- Directed by: Prem
- Written by: Prem Menon Piraisoodan (dialogues)
- Produced by: Indira Prem
- Starring: Prem Radhika Chaudhari Khushbu
- Cinematography: Abdul Rahman
- Edited by: V. Udhayasankaran
- Music by: Deva
- Production company: Lotus Film Company
- Release date: 1 September 2000;
- Country: India
- Language: Tamil

= Krodham 2 =

2000 film by Prem Menon

Krodham 2 is a 2000 Indian Tamil language thriller film, produced, written and directed by Prem. The film stars Prem Menon himself, alongside Radhika Chaudhari and Khushbu, while Nassar and Mansoor Ali Khan portray supporting roles. A sequel to A. Jagannathan's 1982 film, Krodham, the music for the film was composed by Deva and was released on 1 September 2000.

== Cast ==
- Prem as Dheeran
- Radhika Chaudhari
- Khushbu as Latha
- Rajeev as Rajasekharan
- Nassar as Rathnavel
- Mansoor Ali Khan as Selvakumar
- Anandaraj as Yogaraj
- Senthil

== Production ==
A sequel to his earlier film Krodham (1982), Prem Menon began work on the project during 1999 after returning from an alternate career in business in London. The film was shot in Salem, Chennai and Kerala. Prem was inspired to make a rare sequel in Tamil cinema after being inspired by Hollywood actions films. Radhika Chaudhari was cast in the film after Prem failed to bring a Dubai-based actress into the project.

== Soundtrack ==
Soundtrack was composed by Deva and lyrics written by Piraisoodan.
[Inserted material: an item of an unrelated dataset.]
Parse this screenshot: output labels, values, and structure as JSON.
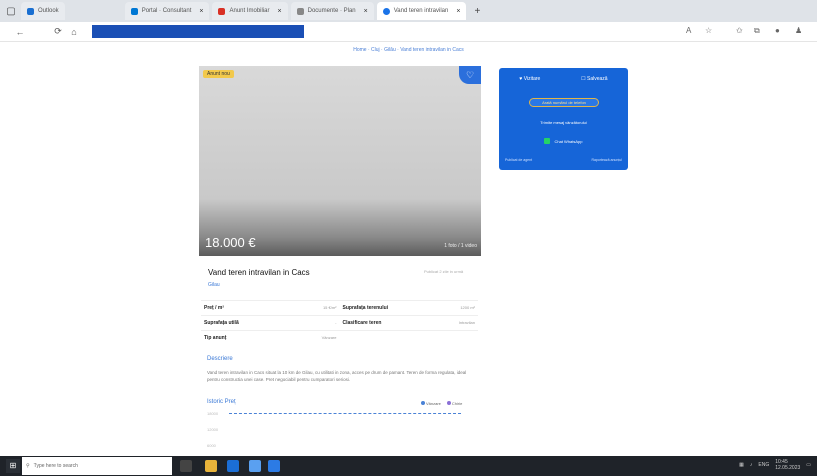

| Song | Singers | Length |
|---|---|---|
| Vethala Potta | S. P. Balasubrahmanyam, Swarnalatha | 05:26 |
| En Thalaiva | Sujatha, Mano | 04:57 |
| Ninaithal Un | T. L. Maharajan, Prem | 05:21 |
| Tokyo Pappa | Swarnalatha | 05:33 |
| Baba Baba | Harini, Vijay Yesudas | 06:07 |

== Reception ==
Malathi Rangarajan of The Hindu wrote the film "begins with engrossing and sophisticated action from the word `go' which continues till the end of the first half, but action tapers into melodrama and tedium, especially in the last few scenes". Malini Mannath wrote in Chennai Online, "The first half of the film keeps one engaged with its racy narration and clever use of gadgetry and computer graphics. But the second half is a long drawn out affair".